Le jeu est une parade à l’accablement qu’éprouvent les petits humains face à la forêt d’interdits dans laquelle ils évoluent. Fort opportunément, dans notre appartement en enfilade, ma mère avait posé un rideau pour séparer le salon- salle à manger de la minuscule cuisine. Je tenais là l’isoloir parfait. Grâce au bureau de poste que le Père Noël m’avait apporté (un jouet daté assurément, même Olivier Besancenot n’oserait pas l’offrir à ses enfants), je confectionnais des bulletins de vote et de jolies cartes d’électeurs que je tamponnais avec ferveur.
Sur le coup des 12 ans, émoustillée tant par les hormones que par le climat des années 1968, j’ai découvert des jeux plus excitants. Mais jamais je n’ai laissé passer une occasion de voter en vrai. À mon grand dépit, jamais non plus on ne m’a proposé de devenir scrutatrice. En 1988, alors que je votais pour les législatives dans le XVe arrondissement, le président du bureau de vote qui m’avait superbement ignorée, se fit mielleux avec celui qui votait juste derrière moi. « Monsieur, vous viendrez bien nous aider à dépouiller, ce soir ? » La personne dit oui. C’était mon mari. J’étais vexée. Mais quand ledit mari est rentré à 2 heures du matin en expliquant qu’il n’avait pas pu refuser d’aller boire des bières avec les partisans du vainqueur, Édouard Balladur, j’ai relativisé ma déveine.
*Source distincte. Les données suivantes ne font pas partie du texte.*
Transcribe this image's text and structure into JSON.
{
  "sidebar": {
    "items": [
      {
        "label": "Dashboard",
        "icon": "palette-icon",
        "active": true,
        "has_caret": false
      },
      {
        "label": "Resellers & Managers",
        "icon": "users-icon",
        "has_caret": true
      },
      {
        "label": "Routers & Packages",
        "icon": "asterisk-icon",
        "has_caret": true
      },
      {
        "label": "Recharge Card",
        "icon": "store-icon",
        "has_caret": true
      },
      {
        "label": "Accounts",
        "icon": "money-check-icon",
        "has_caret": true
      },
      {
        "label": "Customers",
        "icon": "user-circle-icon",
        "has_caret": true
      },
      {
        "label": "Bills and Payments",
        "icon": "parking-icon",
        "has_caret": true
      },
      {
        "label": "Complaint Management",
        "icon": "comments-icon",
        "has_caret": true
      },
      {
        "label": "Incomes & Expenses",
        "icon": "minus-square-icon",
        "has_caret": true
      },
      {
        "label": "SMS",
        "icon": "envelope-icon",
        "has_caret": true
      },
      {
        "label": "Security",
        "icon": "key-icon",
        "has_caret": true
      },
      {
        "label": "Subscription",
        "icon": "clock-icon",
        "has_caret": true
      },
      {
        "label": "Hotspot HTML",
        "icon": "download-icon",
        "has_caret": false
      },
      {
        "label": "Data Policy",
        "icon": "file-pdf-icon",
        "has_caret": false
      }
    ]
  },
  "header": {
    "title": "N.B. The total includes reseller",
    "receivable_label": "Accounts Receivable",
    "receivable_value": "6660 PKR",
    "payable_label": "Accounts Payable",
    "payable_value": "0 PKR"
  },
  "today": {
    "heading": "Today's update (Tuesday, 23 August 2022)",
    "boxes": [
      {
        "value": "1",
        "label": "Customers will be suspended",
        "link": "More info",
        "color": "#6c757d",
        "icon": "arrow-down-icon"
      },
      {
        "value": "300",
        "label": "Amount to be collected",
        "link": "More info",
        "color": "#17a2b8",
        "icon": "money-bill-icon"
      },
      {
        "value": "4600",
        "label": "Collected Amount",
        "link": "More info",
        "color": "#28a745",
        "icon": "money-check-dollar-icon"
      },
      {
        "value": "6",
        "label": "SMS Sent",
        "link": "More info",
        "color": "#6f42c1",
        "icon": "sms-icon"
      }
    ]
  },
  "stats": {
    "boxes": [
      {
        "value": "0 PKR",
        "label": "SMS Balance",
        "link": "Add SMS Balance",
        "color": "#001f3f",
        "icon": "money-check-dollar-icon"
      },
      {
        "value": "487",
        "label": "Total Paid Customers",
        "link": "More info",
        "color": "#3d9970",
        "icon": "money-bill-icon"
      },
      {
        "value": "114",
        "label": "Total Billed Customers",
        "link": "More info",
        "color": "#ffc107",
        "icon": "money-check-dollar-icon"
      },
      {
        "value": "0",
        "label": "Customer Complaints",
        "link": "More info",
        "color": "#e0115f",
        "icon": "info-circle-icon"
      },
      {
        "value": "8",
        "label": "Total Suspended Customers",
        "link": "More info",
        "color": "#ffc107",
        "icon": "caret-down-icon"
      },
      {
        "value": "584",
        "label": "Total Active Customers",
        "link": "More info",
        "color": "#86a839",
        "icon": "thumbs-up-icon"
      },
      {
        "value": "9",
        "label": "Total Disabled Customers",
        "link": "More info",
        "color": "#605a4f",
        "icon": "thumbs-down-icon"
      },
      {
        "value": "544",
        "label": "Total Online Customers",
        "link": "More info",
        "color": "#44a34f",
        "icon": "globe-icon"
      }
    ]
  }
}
Revenons à ce joli jour de mi-février 2020 où je reçus la missive barrée de bleu blanc rouge confirmant que le maire comptait sur moi pour le bon déroulement des opérations électorales. Deux semaines plus tard, la contagion s’accélérant, les chroniqueurs commencèrent à broder sur un éventuel report du scrutin, ce qui ne me plaisait pas du tout. C’est donc avec soulagement que j’ai entendu le président de la République annoncer le jeudi 12 mars : « Les scientifiques considèrent que rien ne s’oppose à ce que les Français, même les plus vulnérables, se rendent aux urnes. Il est important en ce moment (...) d’assurer la continuité de notre vie démocratique et de nos institutions. » En voilà une mission qui avait de l’allure ! J’étais son homme, enfin sa femme, à Emmanuel. Dimanche, promis, j’assurerais la continuité démocratique.
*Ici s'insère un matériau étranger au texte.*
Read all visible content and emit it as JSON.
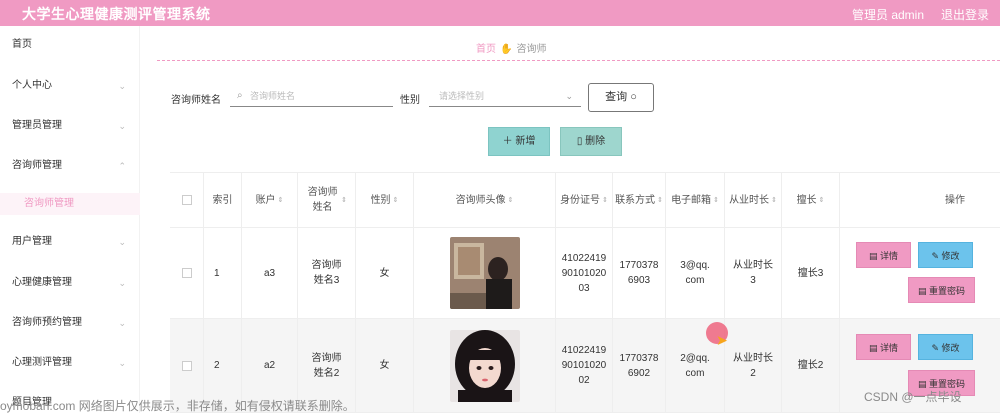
{
  "header": {
    "title": "大学生心理健康测评管理系统",
    "user": "管理员 admin",
    "logout": "退出登录"
  },
  "sidebar": {
    "items": [
      {
        "label": "首页",
        "chevron": false
      },
      {
        "label": "个人中心",
        "chevron": true
      },
      {
        "label": "管理员管理",
        "chevron": true
      },
      {
        "label": "咨询师管理",
        "chevron": true
      },
      {
        "label": "咨询师管理",
        "chevron": false
      },
      {
        "label": "用户管理",
        "chevron": true
      },
      {
        "label": "心理健康管理",
        "chevron": true
      },
      {
        "label": "咨询师预约管理",
        "chevron": true
      },
      {
        "label": "心理测评管理",
        "chevron": true
      },
      {
        "label": "题目管理",
        "chevron": false
      }
    ]
  },
  "breadcrumb": {
    "home": "首页",
    "current": "咨询师"
  },
  "search": {
    "name_label": "咨询师姓名",
    "name_placeholder": "咨询师姓名",
    "gender_label": "性别",
    "gender_placeholder": "请选择性别",
    "query_button": "查询"
  },
  "actions": {
    "add": "新增",
    "delete": "删除"
  },
  "table": {
    "headers": [
      "索引",
      "账户",
      "咨询师姓名",
      "性别",
      "咨询师头像",
      "身份证号",
      "联系方式",
      "电子邮箱",
      "从业时长",
      "擅长",
      "操作"
    ],
    "rows": [
      {
        "index": "1",
        "account": "a3",
        "name": "咨询师姓名3",
        "gender": "女",
        "id_card": "410224199010102003",
        "phone": "17703786903",
        "email": "3@qq.com",
        "years": "从业时长3",
        "specialty": "擅长3"
      },
      {
        "index": "2",
        "account": "a2",
        "name": "咨询师姓名2",
        "gender": "女",
        "id_card": "410224199010102002",
        "phone": "17703786902",
        "email": "2@qq.com",
        "years": "从业时长2",
        "specialty": "擅长2"
      }
    ],
    "row_buttons": {
      "detail": "详情",
      "edit": "修改",
      "reset": "重置密码"
    }
  },
  "overlay": {
    "watermark": "oymoban.com 网络图片仅供展示，非存储，如有侵权请联系删除。",
    "csdn": "CSDN @一点毕设"
  },
  "colors": {
    "brand_pink": "#f09ac3",
    "teal": "#8fd3d0",
    "blue": "#6cc3ec"
  },
  "icons": [
    "search-icon",
    "chevron-icon",
    "plus-icon",
    "trash-icon",
    "doc-icon",
    "pencil-icon",
    "hand-icon"
  ]
}
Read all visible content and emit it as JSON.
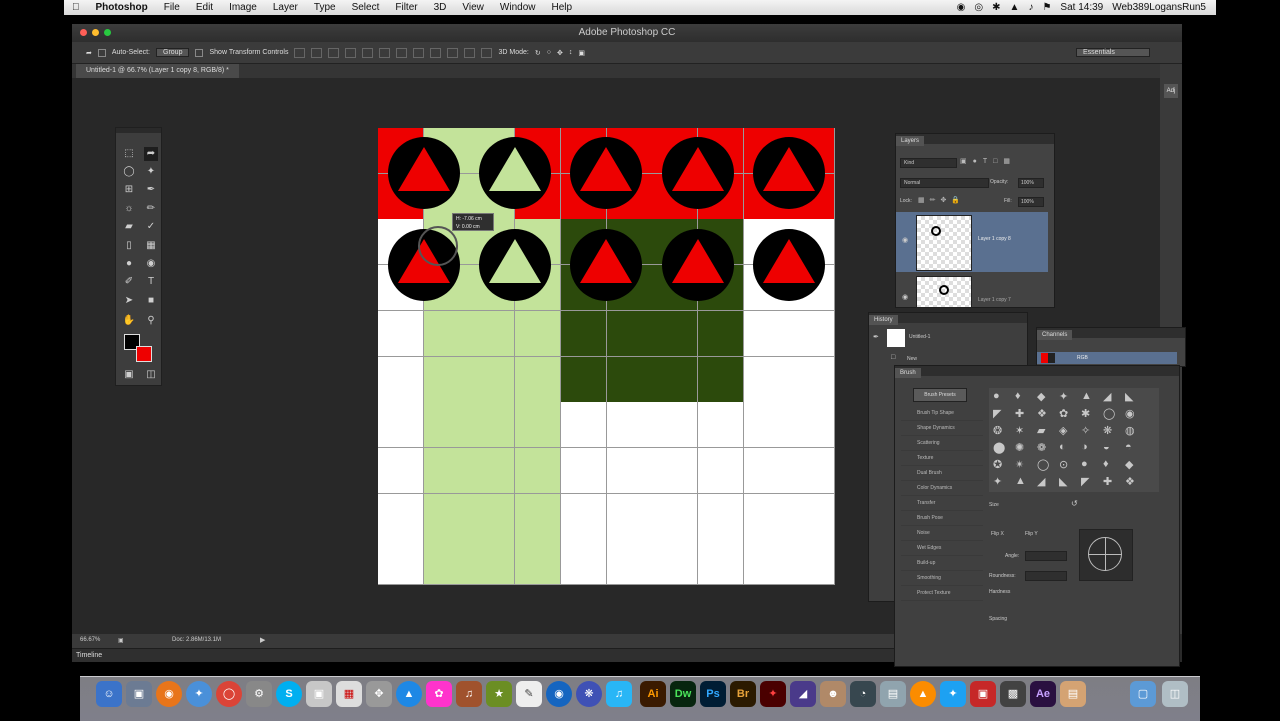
{
  "menubar": {
    "app": "Photoshop",
    "items": [
      "File",
      "Edit",
      "Image",
      "Layer",
      "Type",
      "Select",
      "Filter",
      "3D",
      "View",
      "Window",
      "Help"
    ],
    "clock": "Sat 14:39",
    "user": "Web389LogansRun5"
  },
  "window": {
    "title": "Adobe Photoshop CC"
  },
  "options_bar": {
    "auto_select_label": "Auto-Select:",
    "auto_select_value": "Group",
    "transform_label": "Show Transform Controls",
    "mode_3d": "3D Mode:",
    "workspace": "Essentials"
  },
  "document": {
    "tab_label": "Untitled-1 @ 66.7% (Layer 1 copy 8, RGB/8) *",
    "zoom": "66.67%",
    "doc_info": "Doc: 2.86M/13.1M"
  },
  "tooltip": {
    "line1": "H: -7.06 cm",
    "line2": "V: 0.00 cm"
  },
  "timeline_label": "Timeline",
  "colors": {
    "red": "#ee0000",
    "light_green": "#c3e39a",
    "dark_green": "#2c4a0c",
    "black": "#000000",
    "white": "#ffffff"
  },
  "layers_panel": {
    "tab": "Layers",
    "kind": "Kind",
    "blend": "Normal",
    "opacity_label": "Opacity:",
    "opacity_value": "100%",
    "lock_label": "Lock:",
    "fill_label": "Fill:",
    "fill_value": "100%",
    "selected_layer": "Layer 1 copy 8",
    "next_layer": "Layer 1 copy 7"
  },
  "history_panel": {
    "tab": "History",
    "items": [
      "Untitled-1",
      "New"
    ]
  },
  "channels_panel": {
    "tab": "Channels",
    "channel": "RGB"
  },
  "brush_panel": {
    "tab": "Brush",
    "presets_button": "Brush Presets",
    "options": [
      "Brush Tip Shape",
      "Shape Dynamics",
      "Scattering",
      "Texture",
      "Dual Brush",
      "Color Dynamics",
      "Transfer",
      "Brush Pose",
      "Noise",
      "Wet Edges",
      "Build-up",
      "Smoothing",
      "Protect Texture"
    ],
    "size_label": "Size",
    "flip_x": "Flip X",
    "flip_y": "Flip Y",
    "angle_label": "Angle:",
    "roundness_label": "Roundness:",
    "hardness_label": "Hardness",
    "spacing_label": "Spacing"
  },
  "dock": {
    "ai": "Ai",
    "dw": "Dw",
    "ps": "Ps",
    "br": "Br",
    "ae": "Ae"
  }
}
Pas superstitieux pour un sou, le vendredi 13 à 13 heures, notre premier ministre réitérait : « Voter, c’est un droit, un devoir. C’est aussi sans danger. » Parfait. Les choses étaient en ordre comme je les aime. Du coup, je me suis offert un casual friday insouciant. Couleur, coupe et Brushing chez le coiffeur (une des décisions les plus avisées de ma vie), déjeuner sur une terrasse bondée, puis ciné. Pour clore cette journée qui, plus tard, prendrait des allures de dernier repas du condamné, je me dirigeais le coeur léger vers le briefing organisé par ma municipalité pour les volontaires des bureaux de vote.
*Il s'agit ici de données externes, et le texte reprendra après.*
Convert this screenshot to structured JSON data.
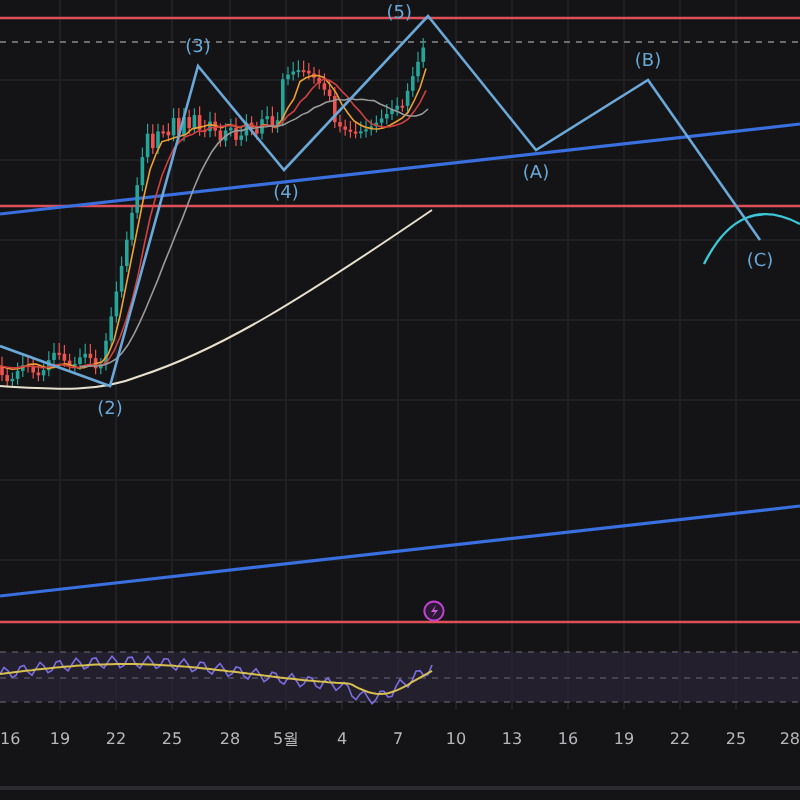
{
  "chart": {
    "wave_labels": [
      {
        "text": "(5)"
      },
      {
        "text": "(3)"
      },
      {
        "text": "(B)"
      },
      {
        "text": "(A)"
      },
      {
        "text": "(4)"
      },
      {
        "text": "(C)"
      },
      {
        "text": "(2)"
      }
    ]
  },
  "time_axis": {
    "labels": [
      "16",
      "19",
      "22",
      "25",
      "28",
      "5월",
      "4",
      "7",
      "10",
      "13",
      "16",
      "19",
      "22",
      "25",
      "28"
    ]
  }
}
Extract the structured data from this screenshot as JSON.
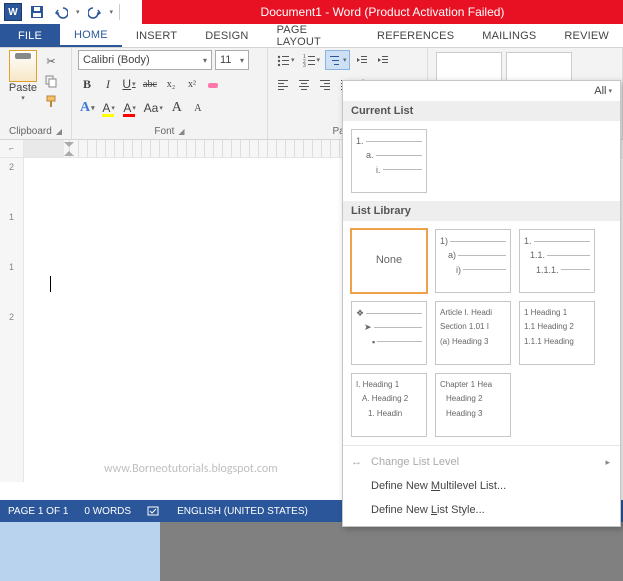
{
  "title": "Document1 - Word (Product Activation Failed)",
  "app_icon_text": "W",
  "tabs": {
    "file": "FILE",
    "home": "HOME",
    "insert": "INSERT",
    "design": "DESIGN",
    "page_layout": "PAGE LAYOUT",
    "references": "REFERENCES",
    "mailings": "MAILINGS",
    "review": "REVIEW"
  },
  "ribbon": {
    "clipboard": {
      "label": "Clipboard",
      "paste": "Paste"
    },
    "font": {
      "label": "Font",
      "name": "Calibri (Body)",
      "size": "11",
      "btn_bold": "B",
      "btn_italic": "I",
      "btn_underline": "U",
      "btn_strike": "abc",
      "btn_sub": "x₂",
      "btn_sup": "x²",
      "btn_case": "Aa",
      "btn_grow": "A",
      "btn_shrink": "A",
      "btn_hl": "A",
      "btn_color": "A"
    },
    "paragraph": {
      "label": "Paragr"
    }
  },
  "multilevel": {
    "all": "All",
    "current": "Current List",
    "library": "List Library",
    "none": "None",
    "tiles": {
      "num_alpha": {
        "l1": "1)",
        "l2": "a)",
        "l3": "i)"
      },
      "num_dot": {
        "l1": "1.",
        "l2": "1.1.",
        "l3": "1.1.1."
      },
      "article": {
        "l1": "Article I. Headi",
        "l2": "Section 1.01 I",
        "l3": "(a) Heading 3"
      },
      "heading_num": {
        "l1": "1 Heading 1",
        "l2": "1.1 Heading 2",
        "l3": "1.1.1 Heading"
      },
      "roman": {
        "l1": "I. Heading 1",
        "l2": "A. Heading 2",
        "l3": "1. Headin"
      },
      "chapter": {
        "l1": "Chapter 1 Hea",
        "l2": "Heading 2",
        "l3": "Heading 3"
      },
      "current_preview": {
        "l1": "1.",
        "l2": "a.",
        "l3": "i."
      }
    },
    "change_level": "Change List Level",
    "define_ml": "Define New Multilevel List...",
    "define_style": "Define New List Style..."
  },
  "status": {
    "page": "PAGE 1 OF 1",
    "words": "0 WORDS",
    "lang": "ENGLISH (UNITED STATES)"
  },
  "watermark": "www.Borneotutorials.blogspot.com",
  "ruler": {
    "marks": [
      "2",
      "1",
      "1",
      "2"
    ]
  }
}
Compte tenu des circonstances, le maire était venu en personne épauler son adjoint en charge des élections. Le ton était grave. « Ces derniers jours, dit-il, nous avons enregistré trentecinq désistements. » De l’assemblée s’échappa une petite exclamation qui signifiait : « Oh, les lâches ! » Puis, avec un sens de la dramaturgie qui caractérise les animaux politiques, l’édile ajouta : « Dont quatre présidents de bureau. » L’indignation monta d’un cran, ceux-là étaient carrément des déserteurs, on voulait des noms. Et moi, ici présente et fière de l’être, si tant d’autres se défilaient, j’étais quoi ? courageuse ? ou disciplinée, l’autre mot pour dire bête ? J’optais pour la première réponse. Comme beaucoup de « boomers », je ne peux pas regarder un épisode d’Un village français sans être taraudée par la question : « De quel côté aurais-je été : résistante, collabo ou majorité passive ? » Je tenais un début de réponse. Pas de quoi obtenir la Légion d’honneur mais, en temps de paix, on a l’héroïsme qu’on peut.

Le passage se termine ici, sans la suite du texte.